If by the end of the year they see a drop in markets and generate less return than anticipated, it could cause them to review their results and change the premium they charge going forward on the same policies.
Why Are Some Premiums Cheaper Than Others?
When it comes to pricing and premiums, it’s important that you are always comparing apple to apples, or insurance coverage to insurance coverage in this case. Often, each company has a few minor differences in what they are offering, which can easily justify a price difference. With that being said, the biggest factors that account for equivalent policies being priced differently are claims history and their target markets.

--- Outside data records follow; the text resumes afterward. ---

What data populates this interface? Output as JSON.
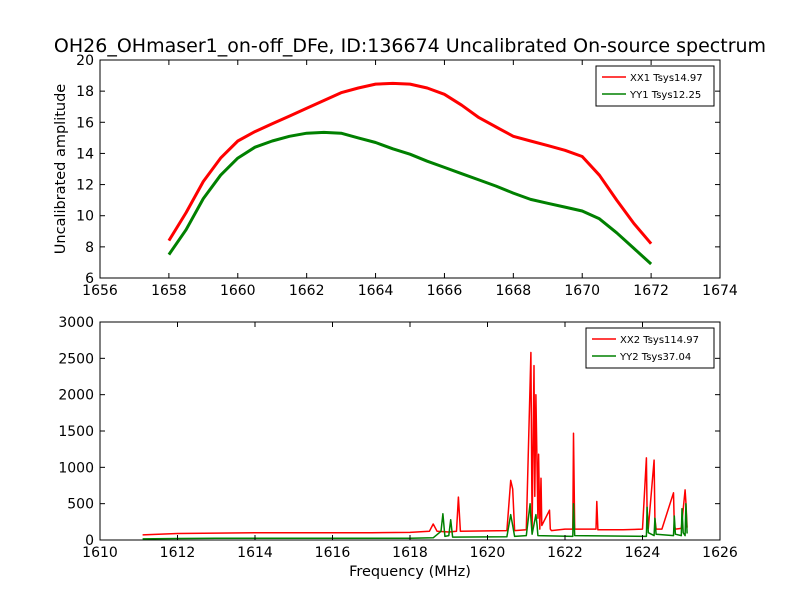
{
  "chart_data": [
    {
      "type": "line",
      "title": "OH26_OHmaser1_on-off_DFe, ID:136674 Uncalibrated On-source spectrum",
      "xlabel": "",
      "ylabel": "Uncalibrated amplitude",
      "xlim": [
        1656,
        1674
      ],
      "ylim": [
        6,
        20
      ],
      "xticks": [
        "1656",
        "1658",
        "1660",
        "1662",
        "1664",
        "1666",
        "1668",
        "1670",
        "1672",
        "1674"
      ],
      "yticks": [
        "6",
        "8",
        "10",
        "12",
        "14",
        "16",
        "18",
        "20"
      ],
      "grid": false,
      "legend_position": "top-right",
      "series": [
        {
          "name": "XX1 Tsys14.97",
          "color": "#ff0000",
          "x": [
            1658.0,
            1658.5,
            1659.0,
            1659.5,
            1660.0,
            1660.5,
            1661.0,
            1661.5,
            1662.0,
            1662.5,
            1663.0,
            1663.5,
            1664.0,
            1664.5,
            1665.0,
            1665.5,
            1666.0,
            1666.5,
            1667.0,
            1667.5,
            1668.0,
            1668.5,
            1669.0,
            1669.5,
            1670.0,
            1670.5,
            1671.0,
            1671.5,
            1672.0
          ],
          "y": [
            8.4,
            10.2,
            12.2,
            13.7,
            14.8,
            15.4,
            15.9,
            16.4,
            16.9,
            17.4,
            17.9,
            18.2,
            18.45,
            18.5,
            18.45,
            18.2,
            17.8,
            17.1,
            16.3,
            15.7,
            15.1,
            14.8,
            14.5,
            14.2,
            13.8,
            12.6,
            11.0,
            9.5,
            8.2
          ]
        },
        {
          "name": "YY1 Tsys12.25",
          "color": "#008000",
          "x": [
            1658.0,
            1658.5,
            1659.0,
            1659.5,
            1660.0,
            1660.5,
            1661.0,
            1661.5,
            1662.0,
            1662.5,
            1663.0,
            1663.5,
            1664.0,
            1664.5,
            1665.0,
            1665.5,
            1666.0,
            1666.5,
            1667.0,
            1667.5,
            1668.0,
            1668.5,
            1669.0,
            1669.5,
            1670.0,
            1670.5,
            1671.0,
            1671.5,
            1672.0
          ],
          "y": [
            7.5,
            9.1,
            11.1,
            12.6,
            13.7,
            14.4,
            14.8,
            15.1,
            15.3,
            15.35,
            15.3,
            15.0,
            14.7,
            14.3,
            13.95,
            13.5,
            13.1,
            12.7,
            12.3,
            11.9,
            11.45,
            11.05,
            10.8,
            10.55,
            10.3,
            9.8,
            8.9,
            7.9,
            6.9
          ]
        }
      ]
    },
    {
      "type": "line",
      "title": "",
      "xlabel": "Frequency (MHz)",
      "ylabel": "",
      "xlim": [
        1610,
        1626
      ],
      "ylim": [
        0,
        3000
      ],
      "xticks": [
        "1610",
        "1612",
        "1614",
        "1616",
        "1618",
        "1620",
        "1622",
        "1624",
        "1626"
      ],
      "yticks": [
        "0",
        "500",
        "1000",
        "1500",
        "2000",
        "2500",
        "3000"
      ],
      "grid": false,
      "legend_position": "top-right",
      "series": [
        {
          "name": "XX2 Tsys114.97",
          "color": "#ff0000",
          "x": [
            1611.1,
            1612.0,
            1613.0,
            1614.0,
            1615.0,
            1616.0,
            1617.0,
            1618.0,
            1618.5,
            1618.6,
            1618.7,
            1619.0,
            1619.2,
            1619.25,
            1619.3,
            1620.0,
            1620.5,
            1620.6,
            1620.65,
            1620.7,
            1621.0,
            1621.1,
            1621.12,
            1621.15,
            1621.2,
            1621.22,
            1621.25,
            1621.3,
            1621.32,
            1621.35,
            1621.38,
            1621.4,
            1621.6,
            1621.62,
            1621.65,
            1622.0,
            1622.2,
            1622.22,
            1622.25,
            1622.5,
            1622.8,
            1622.82,
            1622.85,
            1623.5,
            1624.0,
            1624.1,
            1624.12,
            1624.15,
            1624.3,
            1624.32,
            1624.35,
            1624.5,
            1624.8,
            1624.82,
            1624.85,
            1625.0,
            1625.1,
            1625.12,
            1625.15
          ],
          "y": [
            70,
            90,
            95,
            100,
            100,
            100,
            100,
            105,
            120,
            220,
            120,
            110,
            120,
            590,
            120,
            125,
            130,
            820,
            700,
            130,
            140,
            2150,
            2580,
            150,
            2400,
            600,
            2000,
            300,
            1180,
            150,
            850,
            200,
            410,
            150,
            130,
            150,
            150,
            1470,
            150,
            150,
            150,
            530,
            140,
            140,
            150,
            1130,
            380,
            160,
            1100,
            300,
            150,
            150,
            650,
            200,
            150,
            160,
            690,
            520,
            170
          ]
        },
        {
          "name": "YY2 Tsys37.04",
          "color": "#008000",
          "x": [
            1611.1,
            1612.0,
            1613.0,
            1614.0,
            1615.0,
            1616.0,
            1617.0,
            1618.0,
            1618.6,
            1618.8,
            1618.85,
            1618.9,
            1619.0,
            1619.05,
            1619.1,
            1620.5,
            1620.6,
            1620.65,
            1620.7,
            1621.0,
            1621.1,
            1621.12,
            1621.15,
            1621.25,
            1621.28,
            1621.3,
            1622.2,
            1622.22,
            1622.25,
            1624.1,
            1624.12,
            1624.15,
            1624.3,
            1624.32,
            1624.35,
            1624.8,
            1624.82,
            1624.85,
            1625.0,
            1625.02,
            1625.05,
            1625.1,
            1625.12,
            1625.15
          ],
          "y": [
            15,
            20,
            25,
            25,
            25,
            25,
            25,
            25,
            30,
            120,
            360,
            50,
            60,
            280,
            40,
            45,
            350,
            200,
            50,
            60,
            500,
            300,
            80,
            350,
            200,
            60,
            50,
            500,
            60,
            50,
            450,
            100,
            60,
            300,
            80,
            60,
            330,
            80,
            60,
            430,
            100,
            60,
            500,
            90
          ]
        }
      ]
    }
  ]
}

If, for some reason, a company has a larger number of claims in a group that they had not anticipated, they would need to have an adjustment in premiums to offset the increase in claims paid out. Often you may see that only certain groups have higher premiums when compared across multiple insurers. Insurance companies do not have a standard price that goes up by age only, but often have a target market that they want to be competitive in. This means the secret to get the best deal or lowest premium is finding the insurance company that is most interested in insuring you. Often you can see by marketing or sales strategy who a companies target market might be. Depending on the companies strategy and target market, what might be good for one person may not be the best deal for the next.
It's important to remember that like anything, insurance companies are basing the pricing or premium on many factors outside your control. In many cases, these factors have much more to do with business strategy, claims history and economics than your lifestyle choices. It’s always best to shop around and make sure that you understand what you are purchasing paying for when it comes to insurance.